Gegen die Theorie, der Weihnachtsstern könnte eine Supernova gewesen sein, sprechen zunächst die gleichen Punkte wie bei einem Kometen. Allerdings erscheint sie wirklich als Stern. Eine Supernova in unserer Milchstraße kann, bei einer Entfernung von einigen wenigen Tausend Lichtjahren, durchaus heller am Himmel erscheinen als der Planet Venus und dies über mehrere Wochen hinweg. Aber sie bewegt sich nicht ("zog vor ihnen her, bis er stehen blieb, wo das Kind war"). Es gibt auch hier keinerlei Aufzeichnungen aus anderen Kulturen, z.B. aus China, wo die Supernova von 1054 n. Chr. genau beschrieben wurde.

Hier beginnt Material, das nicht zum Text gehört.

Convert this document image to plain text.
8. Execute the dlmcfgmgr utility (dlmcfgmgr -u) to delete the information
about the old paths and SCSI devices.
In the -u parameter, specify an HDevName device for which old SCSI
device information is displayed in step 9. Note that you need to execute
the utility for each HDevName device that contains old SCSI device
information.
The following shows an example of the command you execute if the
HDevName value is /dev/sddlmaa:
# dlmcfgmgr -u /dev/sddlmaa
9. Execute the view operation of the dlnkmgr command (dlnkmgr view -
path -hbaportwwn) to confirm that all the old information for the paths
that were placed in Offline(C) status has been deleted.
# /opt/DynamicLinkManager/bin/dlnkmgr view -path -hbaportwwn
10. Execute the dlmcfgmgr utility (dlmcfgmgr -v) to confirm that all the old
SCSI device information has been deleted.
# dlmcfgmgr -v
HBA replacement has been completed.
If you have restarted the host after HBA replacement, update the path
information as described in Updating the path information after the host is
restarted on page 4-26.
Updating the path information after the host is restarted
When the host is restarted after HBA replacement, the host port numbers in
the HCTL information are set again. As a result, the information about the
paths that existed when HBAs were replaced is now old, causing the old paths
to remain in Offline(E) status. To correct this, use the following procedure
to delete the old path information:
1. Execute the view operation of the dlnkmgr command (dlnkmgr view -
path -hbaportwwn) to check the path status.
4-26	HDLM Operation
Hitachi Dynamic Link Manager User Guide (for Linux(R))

Hinzu kommen noch astrophysikalische Fakten. Eine Supernova hinterlässt einen Überrest, der nach 2000 Jahren defintiv beobachtbar sein müsste, so wie im Fall der Supernovae von 1054 (Crab-Nebel Messier 1), 1572 (beobachtet von Tycho Brahe) oder 1604 (von Kepler beobachtet). Ein solcher Supernova-Überrest wurde aber nicht beobachtet. Eine sehr nahe Supernova (wenige 100 Lichtjahre entfernt), die dann am Himmel heller strahlen würde als der Vollmond, wäre wohl überall dokumentiert worden. Sie hätte Auswirkungen auf die Entwicklung der Erde und des Lebens auf ihr gehabt, ließe sich auch geologisch nachweisen, davon zeugt allerdings nichts.


Der Crab-Nebel, Überrest der Supernova von 1054. © NASA.

Wir können also auch die Supernova als Kandidat für den Weihnachsstern streichen.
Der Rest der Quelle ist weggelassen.